¿Puede el PSG de Luis Enrique marcar una era en el fútbol Europeo? ¿Está el Arsenal de Mikel Arteta en disposición de abrir una nueva etapa? El Puskas Arena de Budapest será el campo de batalla entre dos gigantes del fútbol europeo, dos estilos que buscan impregnar con su impronta la historia.

Los franceses, que sobre el papel parten con un ligero favoritismo, buscan convertirse en el primer equipo que repite cetro continental desde el triplete del Real Madrid de Zinedine Zidane entre 2016 y 2018, lo que sin duda le colocaría como la referencia continental.

Su victoria coronaría una forma de entender el fútbol, la que Luis Enrique ha impartido: la presión extrema, posesión del balón y verticalidad máxima, el fútbol total elevado a su máxima expresión.

Los londinenses aspirar a impedirlo, a hacer triunfar otra manera de buscar el éxito que reposa en un solidez defensiva que hacía tiempo que no se veía, cimiento de un ataque explosivo.

El PSG, que estrenó el año pasado su palmarés europeo, aspira ahora a elevarlo y cuenta con todos los ingredientes para hacerlo.

Luis Enrique ha creado un ejército que aplica sus mandamientos y el equipo se ha convertido en una máquina que juega de memoria, un engranaje en el que brillan los talentos individuales.

Desde una defensa talentosa liderada por el ecuatoriano William Pacho, un centro del campo de quilates con Vitinha al mando y un ataque en el que Ousmane Dembélé, Khvicha Kvaratskhelia y Desiré Doué se relevan para herir a los rivales, el equipo ha conseguido maravillar a Europa sin que nadie les plante cara en las grandes citas.

Solo han dejado escapar el pasado Mundial de Clubes, que perdieron en la final contra el Chelsea, pero en Europa, donde las cosas se ponen más serias, ningún rival ha conseguido sacar de sus convicciones al equipo parisino.

El entrenador, además, ha curado el complejo que tenía el equipo cuando la exigencia se elevaba y liberado su potencia en la Liga de Campeones, que hasta la llegada del técnico español les bloqueaba.

Asentado en una planificación magistral, Luis Enrique ha vuelto a conseguir, por segundo año consecutivo, que todas sus piezas lleguen en perfecto estado al tramo decisivo del curso.

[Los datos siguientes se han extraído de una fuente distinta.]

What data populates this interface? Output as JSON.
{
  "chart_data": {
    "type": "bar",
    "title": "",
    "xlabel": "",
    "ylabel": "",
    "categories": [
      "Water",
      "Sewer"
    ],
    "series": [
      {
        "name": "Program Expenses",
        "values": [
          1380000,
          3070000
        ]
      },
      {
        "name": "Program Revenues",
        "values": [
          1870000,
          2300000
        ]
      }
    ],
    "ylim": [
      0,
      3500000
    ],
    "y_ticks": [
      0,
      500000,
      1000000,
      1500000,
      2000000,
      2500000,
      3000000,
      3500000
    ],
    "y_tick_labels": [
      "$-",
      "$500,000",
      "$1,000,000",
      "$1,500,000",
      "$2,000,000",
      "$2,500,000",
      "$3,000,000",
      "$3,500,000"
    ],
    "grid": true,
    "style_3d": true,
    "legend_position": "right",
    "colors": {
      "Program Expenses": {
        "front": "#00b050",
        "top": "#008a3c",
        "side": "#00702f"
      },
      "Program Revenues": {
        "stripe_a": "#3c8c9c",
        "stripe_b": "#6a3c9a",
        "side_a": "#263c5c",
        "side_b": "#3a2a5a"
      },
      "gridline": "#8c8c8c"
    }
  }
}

Achraf Hakimi y Dembélé, que arrastraban problemas en los últimos días, estarán a las órdenes del técnico español, que cuenta con su capacidad de movilización para que la tropa salga en tromba como hace un año hicieron contra el Inter de Milán.

La final es de unas dimensiones históricas para el Arsenal. Lo ha admitido Mikel Arteta, si ganan comienzan una nueva era en la historia de este club. De ser el equipo perdedor de Inglaterra hace unas semanas, cuando parecía que el Manchester City iba a arrebatarles la liga, a poder ser campeones de la Premier League y la Champions este sábado.

Un doblete solo visto antes en el Liverpool, Manchester City y Manchester United y que supondría la mejor temporada de la historia de los ‘Gunners’, al que durante su historia le ha faltado pedigrí europeo.

Apenas una Recopa de Europa luce en el palmarés de los de Highbury, que han cargado los últimos veinte años con la derrota de París ante el Barcelona y que son conscientes de que este sábado tampoco será sencillo. Aquel año les tocó el mejor equipo del continente y aquí se repite la película.

Las estrellas individuales están en el PSG, mientras que el Arsenal confía en su grupo y en su solidez defensiva. Es el equipo que menos goles encaja, tiene a David Raya, el portero más en forma del mundo y a la pareja de centrales con la que sueña todo entrenador, Gabriel-Saliba.

Arteta solo tiene dos dudas para el once, en el lateral derecho y en el centro del campo. Jurrien Timber por fin se ha recuperado. El holandés ha estado de baja desde marzo y se ha perdido los últimos catorce partidos del equipo, pero esta semana se ha entrenado por el grupo y entrará en la convocatoria. Ahí Arteta tiene que decidir si le merece la pena el riesgo o si opta por Cristhian Mosquera.

En el medio, Arteta se ha inclinado en los últimos partidos por poner a Myles Lewis-Skelly y dejar a Martín Zubimendi en el banquillo. El español ha sido vital durante todo el curso, pero ha llegado al límite físicamente a esta recta final de temporada y Arteta ha preferido darle descanso en las últimas semanas.